Central to the rise in people seeking employment is a government-backed drive to grow female participation in the workforce. The number of working-age women employed rose by 1.7% on the year in June, according to the government figures, bringing female participation in the workforce to a high of 64%.
A traditionally male-centric corporate culture, long and inflexible working hours, insufficient childcare and nursing support and rigid immigration laws all stood as barriers to women entering and remaining in work.
As a result, according to the World Bank, Japan's female participation rate in the workforce is the second-lowest among the G7 advanced economies. When women have their first child, 70% of them stop working for a decade or more, compared with 30% of women in the US.
In a significant policy shift, the Abe government has called on Japanese businesses to increase the percentage of women in management positions to 30% by 2020 from the current level of 10%. It has also proposed a revision of the tax and social security system that will work in favour of women in paid employment.
According to a research report from Goldman Sachs, raising Japan's growth outlook could well be dependent on the country's ability to get more women into work. "If Japan could close its gender employment gap, we estimate Japan's workforce could expand by 8.2m and the level of Japan's GDP could increase by as much as 15%," the analysts note.
Increasing female employment would also enable Japan to offset one of the largest challenges it faces: its ageing population and declining birth rate, which means ITS working-age population is expected to fall by 40% by 2050. "Given Japan's acute demographic crisis, we believe the nation cannot afford to waste its most under-utilised asset," Goldman Sachs says.
A shrinking, ageing population where more women are economically active is likely to have some implications for food consumption in the country.
We can expect to see further demand growth for convenient products such as ready to eat, frozen and shelf stable foods. Functional foods with specified health benefits are also an area witnessing expanding sales. With over a fifth of Japanese consumers already over the age of 65, foods with positive nutrition messages strike an important chord. Inversely, demand for products such as baby food look set to fall.
Broadly, then, Japan's economy is showing signs of recovery, even after a challenging second quarter.

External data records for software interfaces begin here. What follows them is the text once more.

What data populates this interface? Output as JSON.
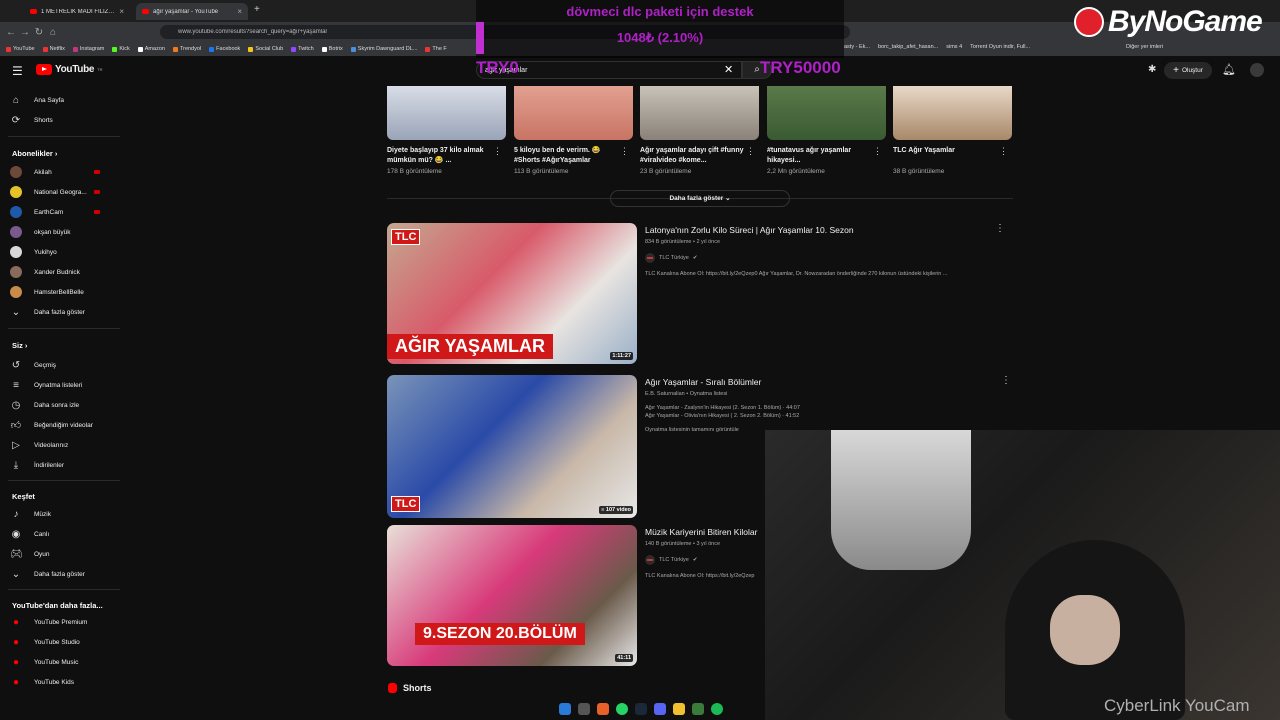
{
  "browser": {
    "tabs": [
      {
        "label": "1 METRELİK MADİ FİLİZ - YouTu"
      },
      {
        "label": "ağır yaşamlar - YouTube"
      }
    ],
    "url": "www.youtube.com/results?search_query=ağır+yaşamlar",
    "bookmarks": [
      "YouTube",
      "Netflix",
      "Instagram",
      "Kick",
      "Amazon",
      "Trendyol",
      "Facebook",
      "Social Club",
      "Twitch",
      "Botrix",
      "Skyrim Dawnguard DL...",
      "The F"
    ],
    "bookmarks_right": [
      "asty - Ek...",
      "borc_takip_afet_hasan...",
      "sims 4",
      "Torrent Oyun indir, Full...",
      "Diğer yer imleri"
    ]
  },
  "overlay": {
    "donation_title": "dövmeci dlc paketi için destek",
    "donation_amount": "1048₺ (2.10%)",
    "try_left": "TRY0",
    "try_right": "TRY50000",
    "brand": "ByNoGame",
    "cam_brand": "CyberLink YouCam"
  },
  "header": {
    "logo": "YouTube",
    "logo_sup": "TR",
    "search_value": "ağır yaşamlar",
    "create_label": "Oluştur"
  },
  "sidebar": {
    "main": [
      {
        "label": "Ana Sayfa"
      },
      {
        "label": "Shorts"
      }
    ],
    "subs_title": "Abonelikler",
    "subs": [
      {
        "label": "Akilah",
        "color": "#6b4a3a"
      },
      {
        "label": "National Geogra...",
        "color": "#e6c229"
      },
      {
        "label": "EarthCam",
        "color": "#1e5aa8"
      },
      {
        "label": "okşan büyük",
        "color": "#7a5a8a"
      },
      {
        "label": "Yukihyo",
        "color": "#d8d8d8"
      },
      {
        "label": "Xander Budnick",
        "color": "#8a6a5a"
      },
      {
        "label": "HamsterBellBelle",
        "color": "#c98a4a"
      }
    ],
    "subs_more": "Daha fazla göster",
    "you_title": "Siz",
    "you": [
      {
        "label": "Geçmiş"
      },
      {
        "label": "Oynatma listeleri"
      },
      {
        "label": "Daha sonra izle"
      },
      {
        "label": "Beğendiğim videolar"
      },
      {
        "label": "Videolarınız"
      },
      {
        "label": "İndirilenler"
      }
    ],
    "explore_title": "Keşfet",
    "explore": [
      {
        "label": "Müzik"
      },
      {
        "label": "Canlı"
      },
      {
        "label": "Oyun"
      },
      {
        "label": "Daha fazla göster"
      }
    ],
    "more_title": "YouTube'dan daha fazla...",
    "more": [
      {
        "label": "YouTube Premium"
      },
      {
        "label": "YouTube Studio"
      },
      {
        "label": "YouTube Music"
      },
      {
        "label": "YouTube Kids"
      }
    ]
  },
  "shorts": [
    {
      "title": "Diyete başlayıp 37 kilo almak mümkün mü? 😂 ...",
      "views": "178 B görüntüleme"
    },
    {
      "title": "5 kiloyu ben de verirm. 😂 #Shorts #AğırYaşamlar",
      "views": "113 B görüntüleme"
    },
    {
      "title": "Ağır yaşamlar adayı çift #funny #viralvideo #kome...",
      "views": "23 B görüntüleme"
    },
    {
      "title": "#tunatavus ağır yaşamlar hikayesi...",
      "views": "2,2 Mn görüntüleme"
    },
    {
      "title": "TLC Ağır Yaşamlar",
      "views": "38 B görüntüleme"
    }
  ],
  "show_more": "Daha fazla göster",
  "videos": [
    {
      "title": "Latonya'nın Zorlu Kilo Süreci | Ağır Yaşamlar 10. Sezon",
      "meta": "834 B görüntüleme • 2 yıl önce",
      "channel": "TLC Türkiye",
      "desc": "TLC Kanalına Abone Ol: https://bit.ly/2eQzep0 Ağır Yaşamlar, Dr. Nowzaradan önderliğinde 270 kilonun üstündeki kişilerin ...",
      "duration": "1:11:27",
      "badge": "TLC",
      "caption": "AĞIR YAŞAMLAR"
    },
    {
      "title": "Ağır Yaşamlar - Sıralı Bölümler",
      "meta": "E.B. Saturnalian • Oynatma listesi",
      "line1": "Ağır Yaşamlar - Zsalynn'in Hikayesi (2. Sezon 1. Bölüm) · 44:07",
      "line2": "Ağır Yaşamlar - Olivia'nın Hikayesi ( 2. Sezon 2. Bölüm) · 41:52",
      "desc": "Oynatma listesinin tamamını görüntüle",
      "duration": "107 video",
      "badge": "TLC"
    },
    {
      "title": "Müzik Kariyerini Bitiren Kilolar",
      "meta": "140 B görüntüleme • 3 yıl önce",
      "channel": "TLC Türkiye",
      "desc": "TLC Kanalına Abone Ol: https://bit.ly/2eQzep",
      "duration": "41:11",
      "caption": "9.SEZON 20.BÖLÜM"
    }
  ],
  "shorts_section": "Shorts"
}
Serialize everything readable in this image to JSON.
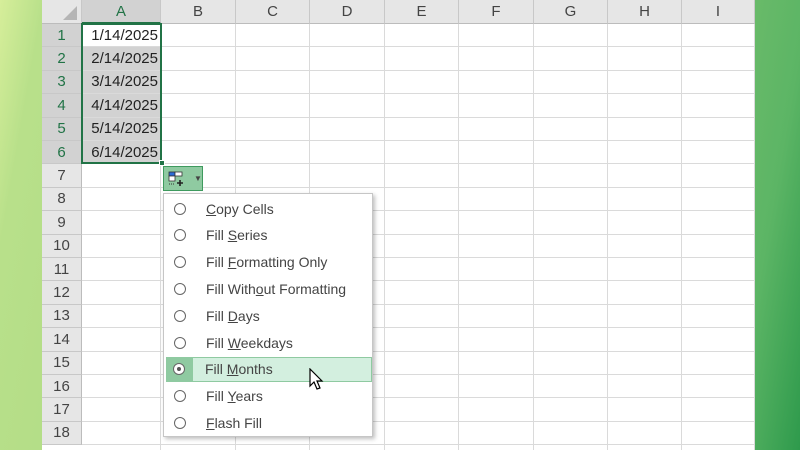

Of course, how much the economy will rebound in the third quarter remains to be seen and the second planned increase to the consumption tax rate is one of the key reasons why the IMF expects Japan's growth trajectory to slow in 2015.
"One of the factors which is going to lead to lower growth we think is the increase in the consumption tax, which is going to come at the end of the year, showing the difficulty of taking measures to make debt sustainable while maintaining growth," IMF chief economist Olivier Blanchard says.
Pime Minister Abe may find himself in a position to cancel the planned tax hike.